What I’m about to tell you is good news, but it might not seem like it at first: Who and what we are is defined by relationship, not by function.

He agrees that this may not be different from what we have been told our whole lives; however, the real meaning of this good news has been removed as the words have been dissected and discarded.

The church has a tendency to interact with our version of God instead of interacting with the God who loves to make himself known.

When we truly come to interact with the God who loves us with absolute abandon, we will come to understand our true identity as someone who is already loved and accepted.

What Gall is slowly learning is that God really likes him, and wants to be with him. Learning that he is not the "dumbass" he keeps calling himself, but he is the "sweetheart" God calls him.

This is not a book designed as a Bible study, or even a theological treatise, and there are things which readers may not agree with. But this is an account of how one man who struggles with accepting himself is slowly learning to see that God loves him anyway.
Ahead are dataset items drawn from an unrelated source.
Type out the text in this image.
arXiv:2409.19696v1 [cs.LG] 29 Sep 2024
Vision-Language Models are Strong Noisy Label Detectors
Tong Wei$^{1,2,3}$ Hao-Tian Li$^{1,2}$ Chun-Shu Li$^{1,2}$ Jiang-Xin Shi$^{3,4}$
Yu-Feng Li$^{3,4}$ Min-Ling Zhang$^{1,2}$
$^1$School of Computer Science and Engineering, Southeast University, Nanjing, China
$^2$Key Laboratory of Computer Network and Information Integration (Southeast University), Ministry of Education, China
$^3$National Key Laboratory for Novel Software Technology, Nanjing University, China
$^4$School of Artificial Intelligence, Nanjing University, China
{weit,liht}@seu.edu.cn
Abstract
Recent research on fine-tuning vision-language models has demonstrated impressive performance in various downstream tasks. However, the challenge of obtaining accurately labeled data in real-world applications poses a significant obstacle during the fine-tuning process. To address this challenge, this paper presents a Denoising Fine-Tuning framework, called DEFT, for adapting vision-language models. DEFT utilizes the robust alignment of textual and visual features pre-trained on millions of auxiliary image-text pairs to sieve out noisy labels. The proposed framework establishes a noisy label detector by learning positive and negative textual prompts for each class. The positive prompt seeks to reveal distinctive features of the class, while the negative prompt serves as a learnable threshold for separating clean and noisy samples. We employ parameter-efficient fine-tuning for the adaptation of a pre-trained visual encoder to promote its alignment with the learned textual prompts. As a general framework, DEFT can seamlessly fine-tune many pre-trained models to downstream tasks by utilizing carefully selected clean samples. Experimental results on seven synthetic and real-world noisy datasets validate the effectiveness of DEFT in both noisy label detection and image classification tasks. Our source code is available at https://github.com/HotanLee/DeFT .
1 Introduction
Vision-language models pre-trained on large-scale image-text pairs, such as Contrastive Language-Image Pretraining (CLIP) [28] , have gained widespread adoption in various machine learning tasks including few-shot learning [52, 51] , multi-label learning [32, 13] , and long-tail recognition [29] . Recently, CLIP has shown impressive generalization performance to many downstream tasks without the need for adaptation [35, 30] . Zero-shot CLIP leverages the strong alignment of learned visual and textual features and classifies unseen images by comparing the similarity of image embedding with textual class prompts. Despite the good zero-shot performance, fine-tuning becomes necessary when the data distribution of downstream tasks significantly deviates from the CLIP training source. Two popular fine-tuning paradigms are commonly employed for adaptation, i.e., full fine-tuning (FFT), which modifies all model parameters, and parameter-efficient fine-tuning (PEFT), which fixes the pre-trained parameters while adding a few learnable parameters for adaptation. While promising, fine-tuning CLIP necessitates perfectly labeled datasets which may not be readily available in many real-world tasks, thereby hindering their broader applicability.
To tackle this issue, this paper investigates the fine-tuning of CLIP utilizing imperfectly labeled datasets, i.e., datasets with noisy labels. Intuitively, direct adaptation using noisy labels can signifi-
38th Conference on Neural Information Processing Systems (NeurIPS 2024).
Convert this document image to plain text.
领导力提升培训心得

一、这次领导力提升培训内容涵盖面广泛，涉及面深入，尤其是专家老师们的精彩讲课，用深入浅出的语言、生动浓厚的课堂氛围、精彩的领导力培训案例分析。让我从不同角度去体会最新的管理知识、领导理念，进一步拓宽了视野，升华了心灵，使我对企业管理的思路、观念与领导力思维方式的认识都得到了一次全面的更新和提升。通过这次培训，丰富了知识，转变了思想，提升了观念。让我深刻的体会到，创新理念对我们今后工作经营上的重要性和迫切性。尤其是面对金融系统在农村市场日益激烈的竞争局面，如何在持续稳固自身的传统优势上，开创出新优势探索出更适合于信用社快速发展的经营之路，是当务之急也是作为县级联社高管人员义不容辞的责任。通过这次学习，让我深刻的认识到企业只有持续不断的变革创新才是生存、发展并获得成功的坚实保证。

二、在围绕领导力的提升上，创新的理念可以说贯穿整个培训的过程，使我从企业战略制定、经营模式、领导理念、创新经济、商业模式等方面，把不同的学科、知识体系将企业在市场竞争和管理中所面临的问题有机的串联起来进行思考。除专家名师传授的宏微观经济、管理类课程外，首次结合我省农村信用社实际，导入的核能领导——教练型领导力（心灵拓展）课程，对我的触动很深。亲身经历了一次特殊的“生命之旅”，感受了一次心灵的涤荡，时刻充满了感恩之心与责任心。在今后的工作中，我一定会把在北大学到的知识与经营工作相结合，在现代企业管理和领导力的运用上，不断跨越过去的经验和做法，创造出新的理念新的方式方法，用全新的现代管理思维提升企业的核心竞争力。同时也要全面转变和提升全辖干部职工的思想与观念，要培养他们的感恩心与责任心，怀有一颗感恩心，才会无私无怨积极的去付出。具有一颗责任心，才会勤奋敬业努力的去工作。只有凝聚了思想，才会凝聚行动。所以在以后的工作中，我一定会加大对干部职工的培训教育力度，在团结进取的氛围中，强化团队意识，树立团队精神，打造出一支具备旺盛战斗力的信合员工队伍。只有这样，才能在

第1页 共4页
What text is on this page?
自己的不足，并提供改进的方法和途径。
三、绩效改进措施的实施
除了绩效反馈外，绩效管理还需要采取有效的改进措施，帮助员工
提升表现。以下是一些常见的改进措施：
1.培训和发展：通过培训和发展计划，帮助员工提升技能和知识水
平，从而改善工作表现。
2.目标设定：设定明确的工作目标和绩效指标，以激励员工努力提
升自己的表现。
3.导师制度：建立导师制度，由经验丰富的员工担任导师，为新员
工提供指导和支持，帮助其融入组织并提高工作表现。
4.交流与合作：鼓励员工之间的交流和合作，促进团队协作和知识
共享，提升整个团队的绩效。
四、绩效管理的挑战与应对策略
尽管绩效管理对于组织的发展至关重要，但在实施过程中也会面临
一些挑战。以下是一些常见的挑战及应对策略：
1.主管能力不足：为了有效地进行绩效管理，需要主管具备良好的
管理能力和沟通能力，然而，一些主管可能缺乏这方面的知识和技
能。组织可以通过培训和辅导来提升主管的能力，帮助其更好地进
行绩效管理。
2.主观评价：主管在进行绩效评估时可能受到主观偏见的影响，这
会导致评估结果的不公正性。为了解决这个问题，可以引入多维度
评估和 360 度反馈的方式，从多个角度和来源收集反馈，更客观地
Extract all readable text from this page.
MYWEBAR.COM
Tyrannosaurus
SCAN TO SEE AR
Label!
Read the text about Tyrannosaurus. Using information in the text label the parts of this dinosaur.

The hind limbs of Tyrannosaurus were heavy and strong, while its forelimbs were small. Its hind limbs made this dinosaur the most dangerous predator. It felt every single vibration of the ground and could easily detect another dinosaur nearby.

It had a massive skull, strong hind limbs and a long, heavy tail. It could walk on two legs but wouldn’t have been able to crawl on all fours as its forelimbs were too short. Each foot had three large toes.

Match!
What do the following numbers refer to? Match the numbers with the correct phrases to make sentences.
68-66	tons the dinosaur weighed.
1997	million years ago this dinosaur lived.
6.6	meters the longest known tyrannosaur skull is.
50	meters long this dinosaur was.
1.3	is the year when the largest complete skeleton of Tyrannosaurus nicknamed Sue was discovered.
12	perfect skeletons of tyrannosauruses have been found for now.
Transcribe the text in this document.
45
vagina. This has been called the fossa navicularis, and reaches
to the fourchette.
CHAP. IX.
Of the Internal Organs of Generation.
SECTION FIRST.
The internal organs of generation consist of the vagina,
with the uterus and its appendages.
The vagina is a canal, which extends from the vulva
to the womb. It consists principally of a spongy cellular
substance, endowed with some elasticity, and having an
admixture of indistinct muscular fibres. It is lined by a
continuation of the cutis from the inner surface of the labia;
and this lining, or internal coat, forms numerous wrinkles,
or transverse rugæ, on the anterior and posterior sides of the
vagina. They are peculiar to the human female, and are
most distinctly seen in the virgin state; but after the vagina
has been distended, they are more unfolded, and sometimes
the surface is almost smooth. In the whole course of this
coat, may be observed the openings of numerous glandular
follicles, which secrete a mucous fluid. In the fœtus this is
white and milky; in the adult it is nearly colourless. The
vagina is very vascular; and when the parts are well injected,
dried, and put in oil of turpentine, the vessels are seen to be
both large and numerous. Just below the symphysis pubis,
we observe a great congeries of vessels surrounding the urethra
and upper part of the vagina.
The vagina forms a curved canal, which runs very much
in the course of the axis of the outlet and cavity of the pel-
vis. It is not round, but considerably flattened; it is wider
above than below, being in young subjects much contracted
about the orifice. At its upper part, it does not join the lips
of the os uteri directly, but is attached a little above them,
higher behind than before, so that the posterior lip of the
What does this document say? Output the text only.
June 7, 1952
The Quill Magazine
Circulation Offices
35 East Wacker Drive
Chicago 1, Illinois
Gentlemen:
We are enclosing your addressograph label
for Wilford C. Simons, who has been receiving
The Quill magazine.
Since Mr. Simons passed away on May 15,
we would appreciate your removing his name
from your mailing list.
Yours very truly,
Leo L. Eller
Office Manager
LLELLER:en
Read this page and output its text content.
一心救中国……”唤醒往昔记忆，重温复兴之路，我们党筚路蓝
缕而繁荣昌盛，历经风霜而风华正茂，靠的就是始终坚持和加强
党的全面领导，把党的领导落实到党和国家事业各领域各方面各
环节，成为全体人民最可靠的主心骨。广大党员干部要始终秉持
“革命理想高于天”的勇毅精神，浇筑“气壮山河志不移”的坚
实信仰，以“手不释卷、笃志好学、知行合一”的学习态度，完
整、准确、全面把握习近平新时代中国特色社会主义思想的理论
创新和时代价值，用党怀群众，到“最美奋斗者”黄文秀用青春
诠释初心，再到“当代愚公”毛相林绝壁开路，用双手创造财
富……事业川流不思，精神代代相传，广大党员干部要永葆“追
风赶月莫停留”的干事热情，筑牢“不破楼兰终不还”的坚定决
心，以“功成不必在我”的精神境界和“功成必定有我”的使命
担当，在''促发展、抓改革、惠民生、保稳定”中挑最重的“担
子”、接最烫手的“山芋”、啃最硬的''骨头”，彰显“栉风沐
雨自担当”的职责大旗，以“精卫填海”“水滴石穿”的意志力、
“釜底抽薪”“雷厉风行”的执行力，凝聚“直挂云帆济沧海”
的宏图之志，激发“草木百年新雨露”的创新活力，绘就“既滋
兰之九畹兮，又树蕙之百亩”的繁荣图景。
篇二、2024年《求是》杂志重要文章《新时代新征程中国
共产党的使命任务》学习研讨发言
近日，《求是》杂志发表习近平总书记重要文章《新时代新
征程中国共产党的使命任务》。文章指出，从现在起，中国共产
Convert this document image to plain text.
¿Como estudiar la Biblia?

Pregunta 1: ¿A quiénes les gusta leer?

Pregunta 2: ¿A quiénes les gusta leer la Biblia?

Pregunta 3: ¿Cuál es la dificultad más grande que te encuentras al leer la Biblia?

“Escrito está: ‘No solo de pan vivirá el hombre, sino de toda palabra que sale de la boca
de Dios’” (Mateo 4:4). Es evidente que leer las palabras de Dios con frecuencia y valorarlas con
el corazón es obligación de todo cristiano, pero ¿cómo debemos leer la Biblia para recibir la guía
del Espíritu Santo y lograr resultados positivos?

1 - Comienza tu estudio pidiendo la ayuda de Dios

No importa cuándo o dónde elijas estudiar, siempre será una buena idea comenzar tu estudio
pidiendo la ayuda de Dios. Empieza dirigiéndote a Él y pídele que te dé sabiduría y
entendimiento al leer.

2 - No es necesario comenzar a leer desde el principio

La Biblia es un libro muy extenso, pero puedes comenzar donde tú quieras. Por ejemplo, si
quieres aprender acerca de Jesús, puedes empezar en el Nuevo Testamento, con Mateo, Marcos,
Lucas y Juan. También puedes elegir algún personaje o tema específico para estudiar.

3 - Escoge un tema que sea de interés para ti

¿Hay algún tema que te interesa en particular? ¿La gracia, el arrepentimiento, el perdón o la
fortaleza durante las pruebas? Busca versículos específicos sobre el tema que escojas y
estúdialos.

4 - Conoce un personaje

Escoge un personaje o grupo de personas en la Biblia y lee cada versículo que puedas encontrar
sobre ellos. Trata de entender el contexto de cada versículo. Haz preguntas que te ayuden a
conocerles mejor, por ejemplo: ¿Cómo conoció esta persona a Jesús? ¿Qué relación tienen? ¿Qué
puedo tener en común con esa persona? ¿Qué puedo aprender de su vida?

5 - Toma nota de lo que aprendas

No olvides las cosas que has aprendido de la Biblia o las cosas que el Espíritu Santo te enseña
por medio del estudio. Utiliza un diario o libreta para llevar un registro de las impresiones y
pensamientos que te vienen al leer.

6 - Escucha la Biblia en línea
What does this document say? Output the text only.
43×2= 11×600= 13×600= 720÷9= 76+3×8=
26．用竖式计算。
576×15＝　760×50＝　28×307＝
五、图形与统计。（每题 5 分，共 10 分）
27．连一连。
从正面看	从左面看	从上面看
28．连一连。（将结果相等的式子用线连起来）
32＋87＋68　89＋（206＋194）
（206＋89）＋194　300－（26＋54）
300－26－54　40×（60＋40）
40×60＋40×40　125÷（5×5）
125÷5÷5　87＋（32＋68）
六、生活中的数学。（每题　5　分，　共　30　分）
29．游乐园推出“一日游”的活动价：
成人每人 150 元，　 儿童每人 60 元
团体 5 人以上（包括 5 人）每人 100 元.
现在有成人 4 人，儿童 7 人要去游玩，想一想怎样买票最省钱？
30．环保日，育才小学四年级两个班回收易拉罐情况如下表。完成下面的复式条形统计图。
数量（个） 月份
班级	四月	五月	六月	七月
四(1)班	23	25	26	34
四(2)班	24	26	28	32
He redefines success as accepting, not achieving:

Success in life is not measured by what we achieve, but by what we come to admit. It is not measured by how far we journey, how many zombies, goblins, or droids we slay, or by our return as champions. It is not measured by how much good I do for any of the people I get paid to care about. Success in life is measured by what we come to admit.

We succeed when we admit that we need a ride from an eagle.

We succeed when we admit that we are sinners in the hands of a God who has every right to obliterate us but has instead invited us to journey – to tour – this playground of a planet and this universe of spirit and beauty and joy. We succeed when we admit – as a child admits when she closes her eyes and soaks in her mother’s song – that there is nothing for us to do to earn God's love by to receive it.

The point is not the triumph – the point is the deliverance. The point is not the hero – the point is the deliverer.

Gall is starting to see his identity not as someone who does something, but as someone who is loved by God, and who does not need to be the hero to be accepted.